Decisão Texto Integral:

Acordam no Supremo Tribunal de Justiça:

I. Relatório

AA, invocando a ilegalidade da prisão preventiva em que se encontra no Estabelecimento Prisional de ... à ordem do processo de inquérito n.º 85/15.5GEBRG (actos jurisdicionais) do Juízo de Instrução Criminal de Guimarães - Juiz 2, Comarca de ..., por haver sido decretada após decurso do prazo de duração máxima do inquérito, veio através de Il. Advogado requerer providência de habeas corpus, nos termos e com os fundamentos que se transcrevem:

1. Na sequência da detenção efectuada pelo Órgão de Policia Criminal às 7:00 horas do dia 01 de Julho de 2018, o ora requerente foi apresentado, em 03 de Julho de 2018, ao Exmo. Senhor Juiz de Instrução Criminal, para a realização de primeiro interrogatório judicial.

2. No âmbito do mencionado interrogatório, por considerar estar indiciada a prática de um crime de associação criminosa e de sete crimes de furto qualificado, com fundamento na alegada existência de perigo de continuação da actividade criminosa, de fuga e de perturbação do decurso do inquérito, foi proferido o despacho de fls. 3413 a 3498, através do qual, o Exmo. Senhor Juiz de Instrução Criminal aplicou ao aqui requerente a medida de coacção de prisão preventiva.

3. Assim, o requerente encontra-se a cumprir a mencionada medida coactiva no Estabelecimento Prisional de ..., desde a referida data de 03 de Julho de 2018.

4. Todavia, apesar de o requerente só ter sido detido em 1 de Julho de 2018, e preso preventivamente no referido dia 3 do mesmo mês e ano, o certo é que, conforme consta de fls. 3422, 3489 e 3495 dos autos, o inquérito teve o seu início na longínqua data de 16 de Abril de 2015,

5. ou seja, há 41 meses.

6. O prazo do inquérito é único, não se interrompe, nem se suspende...

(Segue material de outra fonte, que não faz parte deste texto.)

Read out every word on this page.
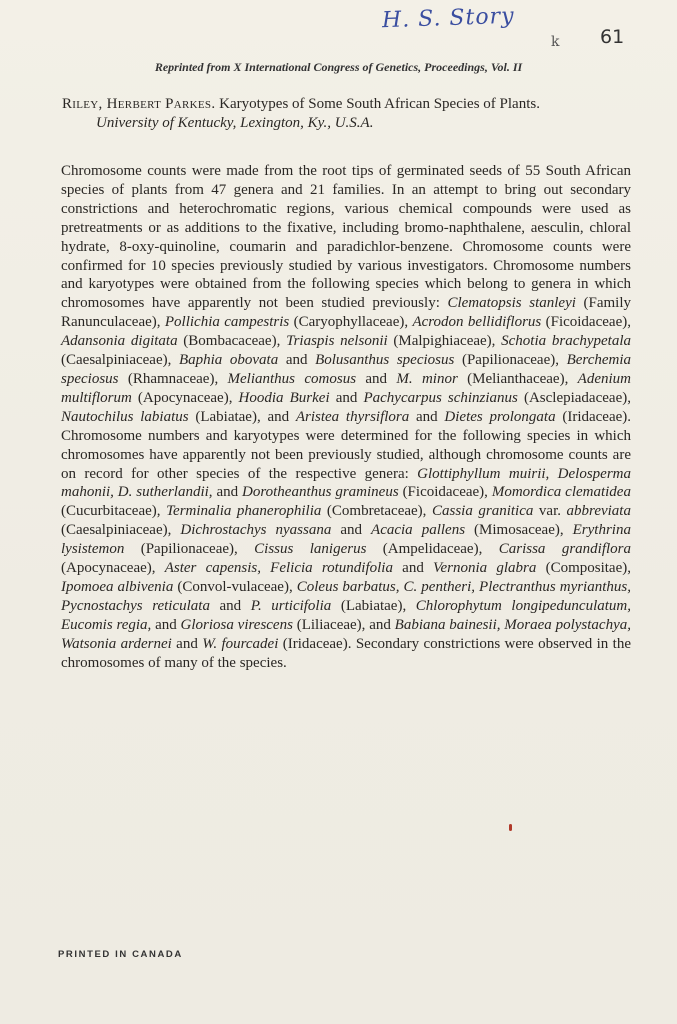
H. S. Story
k 61
Reprinted from X International Congress of Genetics, Proceedings, Vol. II
Riley, Herbert Parkes. Karyotypes of Some South African Species of Plants.
University of Kentucky, Lexington, Ky., U.S.A.

Chromosome counts were made from the root tips of germinated seeds of 55 South African species of plants from 47 genera and 21 families. In an attempt to bring out secondary constrictions and heterochromatic regions, various chemical compounds were used as pretreatments or as additions to the fixative, including bromo-naphthalene, aesculin, chloral hydrate, 8-oxy-quinoline, coumarin and paradichlor-benzene. Chromosome counts were confirmed for 10 species previously studied by various investigators. Chromosome numbers and karyotypes were obtained from the following species which belong to genera in which chromosomes have apparently not been studied previously: Clematopsis stanleyi (Family Ranunculaceae), Pollichia campestris (Caryophyllaceae), Acrodon bellidiflorus (Ficoidaceae), Adansonia digitata (Bombacaceae), Triaspis nelsonii (Malpighiaceae), Schotia brachypetala (Caesalpiniaceae), Baphia obovata and Bolusanthus speciosus (Papilionaceae), Berchemia speciosus (Rhamnaceae), Melianthus comosus and M. minor (Melianthaceae), Adenium multiflorum (Apocynaceae), Hoodia Burkei and Pachycarpus schinzianus (Asclepiadaceae), Nautochilus labiatus (Labiatae), and Aristea thyrsiflora and Dietes prolongata (Iridaceae). Chromosome numbers and karyotypes were determined for the following species in which chromosomes have apparently not been previously studied, although chromosome counts are on record for other species of the respective genera: Glottiphyllum muirii, Delosperma mahonii, D. sutherlandii, and Dorotheanthus gramineus (Ficoidaceae), Momordica clematidea (Cucurbitaceae), Terminalia phanerophilia (Combretaceae), Cassia granitica var. abbreviata (Caesalpiniaceae), Dichrostachys nyassana and Acacia pallens (Mimosaceae), Erythrina lysistemon (Papilionaceae), Cissus lanigerus (Ampelidaceae), Carissa grandiflora (Apocynaceae), Aster capensis, Felicia rotundifolia and Vernonia glabra (Compositae), Ipomoea albivenia (Convol-vulaceae), Coleus barbatus, C. pentheri, Plectranthus myrianthus, Pycnostachys reticulata and P. urticifolia (Labiatae), Chlorophytum longipedunculatum, Eucomis regia, and Gloriosa virescens (Liliaceae), and Babiana bainesii, Moraea polystachya, Watsonia ardernei and W. fourcadei (Iridaceae). Secondary constrictions were observed in the chromosomes of many of the species.

PRINTED IN CANADA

7. Ora, conforme é consabido, nos termos do disposto no artigo 276.º do Código de Processo Penal, o Ministério Público, enquanto titular da fase de inquérito, independentemente do crime em investigação, tem de proferir despacho de arquivamento ou de acusação no prazo MÁXIMO de 18 meses.

8. Pelo que, dúvidas não existem de que, no caso concreto, se encontra há muito esgotado o prazo de duração máxima da referida fase processual,

9. o que, aliás, já foi reconhecido expressamente, quer pelo Ministério Publico na promoção de fls. 4019, quer pelo Exmo. Juiz de Instrução Criminal, no seu despacho de 24 de Julho de 2018 – refª. 159352213.

10. De facto, consta no mencionado despacho que se mostram inequivocamente findos os prazos previstos no artigo 276.º do Código de Processo Penal, considerando a data em que o inquérito passou a ter suspeitos, o que coincide temporalmente com o prazo em que foi reaberto o inquérito, e simultaneamente, os autos sujeitos a segredo de justiça.

11. Por outro lado, importa referir que, da leitura do referido artigo 276.º Código de Processo Penal e do artigo 215.º do mesmo diploma legal, constata-se que o prazo de duração da prisão preventiva e o prazo máximo de duração da fase do inquérito são semelhantes,

12. o que permite concluir que o prazo máximo de duração daquela medida coactiva foi determinado pelo legislador de forma precisa e absolutamente dependente do tempo de duração das fases processuais previstas para o processo penal.

13. De facto, é manifesto que a ideia central do legislador foi a de fazer coincidir o termo da prisão preventiva com o momento estabelecido para o termo das sucessivas fases processuais, de forma a promover a aceleração do processo e o seu andamento sem delongas, incentivando os titulares de cada uma das respectivas fases a respeitar os prazos de conclusão das mesmas.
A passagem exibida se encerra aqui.